I would recommend a wired controller for its light weight and faster in response time (which is not noticeable BTW). Did I mention its cheaper?


----------



## newway01 (May 25, 2011)

A new wired controller available for 1100rs at online shop. However I'll be buying only used controllers - one wired and one wireless...


----------



## vamsi_krishna (May 25, 2011)

Gollum said:


> xbox360!!!!! hands down up or wherever you can put'em
> PS2 life cycle is over and there is hardly any new game title getting ready for release on the ps2.
> On question of controllers. you will find the 360 controller twisted if you are a fan of playstation.
> I would recommend a wired controller for its light weight and faster in response time (which is not noticeable BTW). Did I mention its cheaper?



W/L has a latency of 8microseconds.
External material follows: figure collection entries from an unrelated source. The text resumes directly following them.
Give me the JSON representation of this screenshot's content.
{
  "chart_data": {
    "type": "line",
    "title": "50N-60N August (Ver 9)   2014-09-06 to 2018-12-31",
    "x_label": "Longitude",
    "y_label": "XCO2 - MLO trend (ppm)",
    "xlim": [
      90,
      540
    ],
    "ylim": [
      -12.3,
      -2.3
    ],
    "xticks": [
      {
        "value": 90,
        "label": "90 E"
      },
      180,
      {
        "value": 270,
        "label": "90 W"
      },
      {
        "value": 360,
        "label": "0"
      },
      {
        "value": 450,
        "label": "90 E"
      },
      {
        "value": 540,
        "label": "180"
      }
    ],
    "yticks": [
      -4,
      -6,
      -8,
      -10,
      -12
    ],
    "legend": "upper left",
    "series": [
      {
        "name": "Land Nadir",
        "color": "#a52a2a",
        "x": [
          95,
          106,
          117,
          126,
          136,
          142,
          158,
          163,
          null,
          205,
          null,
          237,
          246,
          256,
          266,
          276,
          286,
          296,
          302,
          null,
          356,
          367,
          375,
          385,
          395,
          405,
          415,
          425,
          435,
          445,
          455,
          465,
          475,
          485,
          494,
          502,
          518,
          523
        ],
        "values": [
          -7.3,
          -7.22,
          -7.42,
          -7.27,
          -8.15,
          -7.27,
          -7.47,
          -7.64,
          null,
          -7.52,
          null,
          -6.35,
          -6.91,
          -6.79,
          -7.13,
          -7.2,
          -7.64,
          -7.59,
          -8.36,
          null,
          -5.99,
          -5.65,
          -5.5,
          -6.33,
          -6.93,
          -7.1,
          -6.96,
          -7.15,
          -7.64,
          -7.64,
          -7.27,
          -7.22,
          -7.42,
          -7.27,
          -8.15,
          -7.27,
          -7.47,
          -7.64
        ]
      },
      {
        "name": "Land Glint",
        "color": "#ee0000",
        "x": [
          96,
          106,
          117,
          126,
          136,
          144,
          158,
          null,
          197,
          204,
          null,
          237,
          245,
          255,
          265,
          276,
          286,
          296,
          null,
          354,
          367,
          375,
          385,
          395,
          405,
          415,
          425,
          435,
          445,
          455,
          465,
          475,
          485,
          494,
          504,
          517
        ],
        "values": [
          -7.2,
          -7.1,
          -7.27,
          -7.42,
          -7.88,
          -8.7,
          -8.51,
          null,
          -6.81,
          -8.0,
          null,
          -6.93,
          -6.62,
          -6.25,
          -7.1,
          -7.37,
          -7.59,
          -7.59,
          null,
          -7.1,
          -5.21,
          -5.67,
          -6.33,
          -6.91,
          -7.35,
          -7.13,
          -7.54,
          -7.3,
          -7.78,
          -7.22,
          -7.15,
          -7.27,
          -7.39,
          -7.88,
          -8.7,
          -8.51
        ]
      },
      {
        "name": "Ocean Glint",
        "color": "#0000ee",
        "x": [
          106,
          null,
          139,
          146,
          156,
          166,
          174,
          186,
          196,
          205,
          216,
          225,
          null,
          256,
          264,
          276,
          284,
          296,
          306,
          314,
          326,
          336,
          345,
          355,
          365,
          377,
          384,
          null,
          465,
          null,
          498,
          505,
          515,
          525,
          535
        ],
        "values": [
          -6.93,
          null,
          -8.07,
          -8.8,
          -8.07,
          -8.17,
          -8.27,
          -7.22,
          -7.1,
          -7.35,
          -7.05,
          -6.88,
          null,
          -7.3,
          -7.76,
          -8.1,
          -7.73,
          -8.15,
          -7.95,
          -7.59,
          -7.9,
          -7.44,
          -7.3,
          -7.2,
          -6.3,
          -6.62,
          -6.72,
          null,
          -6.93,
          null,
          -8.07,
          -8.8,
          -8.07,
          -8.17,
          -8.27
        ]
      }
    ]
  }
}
Basically... Developers will take care of compensating the latency in wireless controllers. In the hands of a good developer.. latency of w/l will never cross 90ms (depends on their implementation of V-Sync) . I would say.. go with wireless if one has a HDTV.


----------



## Sarath (May 25, 2011)

Wireless is much better. Just make sure you never play on the wired one coz then the extra weight will just start bothering you.


----------



## vamsi_krishna (May 25, 2011)

Extra weight is always a good thing. If you ask me. Controller feels tight and worth holding with that added weight.


----------



## xxKiLLSwitcHxx (May 27, 2011)

*XBOX 360 FTW
You guys think there is much difference between PS3 and 360
Guys Be Mature.Stop defending your console.Justify the facts.

In La Noire developed by Rockstar
The game was individually developed was both systems.
The only thing missing was SSAO in 360 that accounts to hardly 1-2% difference.
Like Uncharted 2 the game used the full potential of the PS3.

BTW in La Noire in PS3 game runs @720p while 360 offers upscaling to 1080p

Many people flame threads like PS3 exclusives are impossible on PS3.
Look here : MGS Rising is coming to 360
MGS was a PS3 exclusive.*

So gotta tell to all of you guys.Stop Flaming things and making others in confusion saying PS3 is the best cause both consoles have almost the same raw power.



xxKiLLSwitcHxx said:


> *XBOX 360 FTW
> You guys think there is much difference between PS3 and 360
> Guys Be Mature.Stop defending your console.Justify the facts.
> 
> ...



Change was=for in 2nd Para 1st line


----------



## EL!TE (Jun 1, 2011)

I wil suggest you Xbox 360 but the thing is when u r playing game with disc inside the console just dont ever move the console , there is a weak hardware in xbox due to which on moving , it puts a circular serious scratch over the disc , i just lost my FALLOUT 3 disc bcoz of it  . . So i just checked online which acknowledged me of this weak hardware point and replacement are only on selected game titles and it costs $20 . . Microsoft really sux at that i think they knew that hardware problem but just for 20$ they didnt remove it . :angry:


----------



## gameranand (Jun 1, 2011)

xxKiLLSwitcHxx said:
			
		

> XBOX 360 FTW
> You guys think there is much difference between PS3 and 360
> Guys Be Mature.Stop defending your console.Justify the facts.
> 
> ...


Can't you post in simple rather than going for bold letters. And hey lets face it PS3 is powerful than XBOX360. See the sticky thread for console purchasing guide. It's hardware is much much powerful than XBOX 360 alright and thats why it always gets the advantage.


----------



## Ethan_Hunt (Jun 1, 2011)

xxKiLLSwitcHxx said:


> In La Noire developed by Rockstar


L.A. Noire isn't developed by Rockstar, it's developed by Team Bondi. Rockstar is the publisher for this game.


----------



## Arjun609 (Apr 15, 2014)

No Doubt XBOX 360

*i1.ytimg.com/vi/aNMmG6qcHtk/maxresdefault.jpg


----------



## SaiyanGoku (Apr 15, 2014)

you bumped an extinct thread.


----------